Why Stocks, Not Bonds, Assure Less Risk in Retirement

Conventional wisdom about how to invest for retirement can be misleading.

ByABC News
May 20, 2014, 2:58 PM
If you want a more secure retirement, it's time to ditch old fashioned ideas about stocks versus bonds.
If you want a more secure retirement, it's time to ditch old fashioned ideas about stocks versus bonds.
Getty Images

May 20, 2014— -- Sometimes, what everyone thought was right turns out to be flat wrong.

Classic personal finance “wisdom” holds that as you get older, you should have less and less money in stocks and more in bonds to reduce risk of loss from down stock markets as you head into retirement.

But now, two authoritative studies show that this thinking is as wrong as an overcoat in the tropics. It turns out that as you approach retirement, you should have more and more of your total investment portfolio in stocks — as opposed to bonds — because the superior returns they will likely deliver reduce the risk that you will outlive your money during retirement.

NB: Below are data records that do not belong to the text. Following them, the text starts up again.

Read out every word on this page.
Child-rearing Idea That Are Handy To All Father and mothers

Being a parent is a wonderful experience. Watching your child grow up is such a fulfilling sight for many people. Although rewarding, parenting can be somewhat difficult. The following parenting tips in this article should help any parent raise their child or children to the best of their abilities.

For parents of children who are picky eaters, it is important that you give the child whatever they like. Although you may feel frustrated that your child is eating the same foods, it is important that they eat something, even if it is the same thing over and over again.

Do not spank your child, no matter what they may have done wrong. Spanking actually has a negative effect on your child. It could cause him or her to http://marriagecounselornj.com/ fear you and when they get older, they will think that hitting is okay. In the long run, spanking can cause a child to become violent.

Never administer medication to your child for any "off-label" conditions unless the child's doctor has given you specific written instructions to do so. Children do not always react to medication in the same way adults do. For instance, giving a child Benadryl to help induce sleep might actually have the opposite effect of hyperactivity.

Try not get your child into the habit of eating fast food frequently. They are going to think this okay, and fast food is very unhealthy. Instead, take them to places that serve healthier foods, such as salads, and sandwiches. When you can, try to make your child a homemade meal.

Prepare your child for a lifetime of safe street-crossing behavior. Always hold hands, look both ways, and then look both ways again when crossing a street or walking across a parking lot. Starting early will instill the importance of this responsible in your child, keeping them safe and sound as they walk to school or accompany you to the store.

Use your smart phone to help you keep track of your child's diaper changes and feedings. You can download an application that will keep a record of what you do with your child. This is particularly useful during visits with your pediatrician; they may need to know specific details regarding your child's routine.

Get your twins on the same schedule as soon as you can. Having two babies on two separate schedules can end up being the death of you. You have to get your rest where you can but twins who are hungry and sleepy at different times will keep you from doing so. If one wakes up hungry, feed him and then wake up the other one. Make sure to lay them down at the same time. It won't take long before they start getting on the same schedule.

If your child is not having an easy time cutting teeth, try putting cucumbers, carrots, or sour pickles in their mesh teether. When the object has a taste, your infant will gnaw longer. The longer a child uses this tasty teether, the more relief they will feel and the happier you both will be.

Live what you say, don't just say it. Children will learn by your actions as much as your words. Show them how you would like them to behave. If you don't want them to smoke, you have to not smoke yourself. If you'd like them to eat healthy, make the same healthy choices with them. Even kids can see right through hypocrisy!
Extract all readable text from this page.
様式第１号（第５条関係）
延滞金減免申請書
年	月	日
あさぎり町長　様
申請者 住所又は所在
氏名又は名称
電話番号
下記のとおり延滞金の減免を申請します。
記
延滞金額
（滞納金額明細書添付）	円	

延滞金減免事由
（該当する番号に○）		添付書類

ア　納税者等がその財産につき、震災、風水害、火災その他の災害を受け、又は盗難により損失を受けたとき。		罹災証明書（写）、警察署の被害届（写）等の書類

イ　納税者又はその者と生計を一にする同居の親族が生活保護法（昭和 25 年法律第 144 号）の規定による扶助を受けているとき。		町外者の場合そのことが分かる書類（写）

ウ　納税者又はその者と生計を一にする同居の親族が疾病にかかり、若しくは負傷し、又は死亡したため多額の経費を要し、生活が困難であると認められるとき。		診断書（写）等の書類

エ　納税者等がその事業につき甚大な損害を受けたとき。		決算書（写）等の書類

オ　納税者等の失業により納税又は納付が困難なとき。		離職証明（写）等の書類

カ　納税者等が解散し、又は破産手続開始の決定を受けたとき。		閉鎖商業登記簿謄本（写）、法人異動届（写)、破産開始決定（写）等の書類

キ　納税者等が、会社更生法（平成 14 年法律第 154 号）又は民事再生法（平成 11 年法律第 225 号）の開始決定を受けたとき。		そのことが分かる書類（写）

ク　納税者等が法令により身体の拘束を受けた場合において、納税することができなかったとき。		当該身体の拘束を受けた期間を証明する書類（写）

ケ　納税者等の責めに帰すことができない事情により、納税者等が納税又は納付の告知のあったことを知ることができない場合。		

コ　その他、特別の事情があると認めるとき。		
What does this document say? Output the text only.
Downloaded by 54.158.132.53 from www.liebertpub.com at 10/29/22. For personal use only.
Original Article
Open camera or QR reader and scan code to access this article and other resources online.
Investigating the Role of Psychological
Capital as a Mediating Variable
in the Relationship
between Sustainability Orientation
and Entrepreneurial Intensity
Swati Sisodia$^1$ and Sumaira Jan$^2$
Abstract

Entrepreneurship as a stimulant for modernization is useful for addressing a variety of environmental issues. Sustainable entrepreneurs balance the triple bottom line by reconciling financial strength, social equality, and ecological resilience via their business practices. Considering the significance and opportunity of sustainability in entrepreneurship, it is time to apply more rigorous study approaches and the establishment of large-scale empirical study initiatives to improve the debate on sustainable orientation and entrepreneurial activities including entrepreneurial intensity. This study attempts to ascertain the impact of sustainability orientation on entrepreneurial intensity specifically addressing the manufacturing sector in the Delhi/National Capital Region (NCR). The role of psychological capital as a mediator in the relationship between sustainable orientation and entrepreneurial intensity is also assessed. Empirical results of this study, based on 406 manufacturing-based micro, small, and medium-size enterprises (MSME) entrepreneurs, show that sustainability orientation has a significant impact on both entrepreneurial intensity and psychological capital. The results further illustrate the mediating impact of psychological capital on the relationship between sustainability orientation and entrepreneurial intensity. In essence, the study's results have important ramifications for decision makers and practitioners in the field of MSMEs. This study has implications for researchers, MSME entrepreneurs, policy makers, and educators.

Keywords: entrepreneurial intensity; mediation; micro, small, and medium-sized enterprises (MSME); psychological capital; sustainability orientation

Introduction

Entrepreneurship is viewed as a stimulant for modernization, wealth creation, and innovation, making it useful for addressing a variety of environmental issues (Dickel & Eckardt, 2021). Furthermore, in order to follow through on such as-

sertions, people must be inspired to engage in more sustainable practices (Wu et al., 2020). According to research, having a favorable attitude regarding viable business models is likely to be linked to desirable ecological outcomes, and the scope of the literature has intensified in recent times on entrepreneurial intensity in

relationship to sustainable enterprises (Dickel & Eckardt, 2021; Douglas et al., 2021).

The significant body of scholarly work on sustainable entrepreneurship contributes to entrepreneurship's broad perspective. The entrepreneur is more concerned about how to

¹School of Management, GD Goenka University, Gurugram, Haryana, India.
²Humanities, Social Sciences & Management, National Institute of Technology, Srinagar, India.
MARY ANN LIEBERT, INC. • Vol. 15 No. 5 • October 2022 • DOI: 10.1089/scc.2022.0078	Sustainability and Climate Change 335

A definitive study by Rob Brown, Ph.D., chief investment strategist for United Capital Financial Advisors, demonstrates that if your portfolio is 100 percent in stocks, the chances that you will run out of money during retirement are about half as great as with a portfolio that is 50 percent in stocks and 50 percent in bonds. The study, published in Financial Advisor magazine, found that the faster you withdraw cash from your nest egg to pay expenses during retirement (the withdrawal rate), the more you need to be in stocks.

And a comprehensive study of global stock returns by Morningstar, released this year, found that stocks are actually the safest type of investment. The study looked at 90 years of data from 20 countries.

Unaware of the actual benefits of having more in stocks and less in bonds, individual investors burned by the market meltdown of 2008-09 are now willing to take on what they may mistakenly think is more risk by increasing their retirement investment in stocks to take advantage of the current bull market. Many of these individuals doubtless are deviating from their planned asset allocation by having too large a slice of their total portfolios in stocks. Ironically, they are doing the right thing for the wrong reason.

The reason many of these investors will benefit in the long and the short term is that they’re deviating from decades-old advice that the studies show to be backwards. For decades, asset allocations recommended by the financial services industry have called for a formulaic proportion of assets in stocks — one that decreases significantly as investors go through middle age. It goes like this: Subtract your age from 100, and that number is the percentage of your total portfolio value that you should have in stocks, with the remainder in bonds. If you’re 30, the percentage in stocks should be 70 percent. If you’re 70, it’s 30 percent.

Now that people are living longer, advocates of this formulaic approach recommend subtracting your age from 110 or 120, but this isn’t much better. It still doesn’t result in an allocation to stocks great enough to assure that your nest egg will last through your retirement. Even back in the day when bond yields were good, using this rigid formula was a bad idea because it overlooked market fluctuations. Now that bonds are paying extremely low rates and inflation has begun to creep upward, it makes even less sense.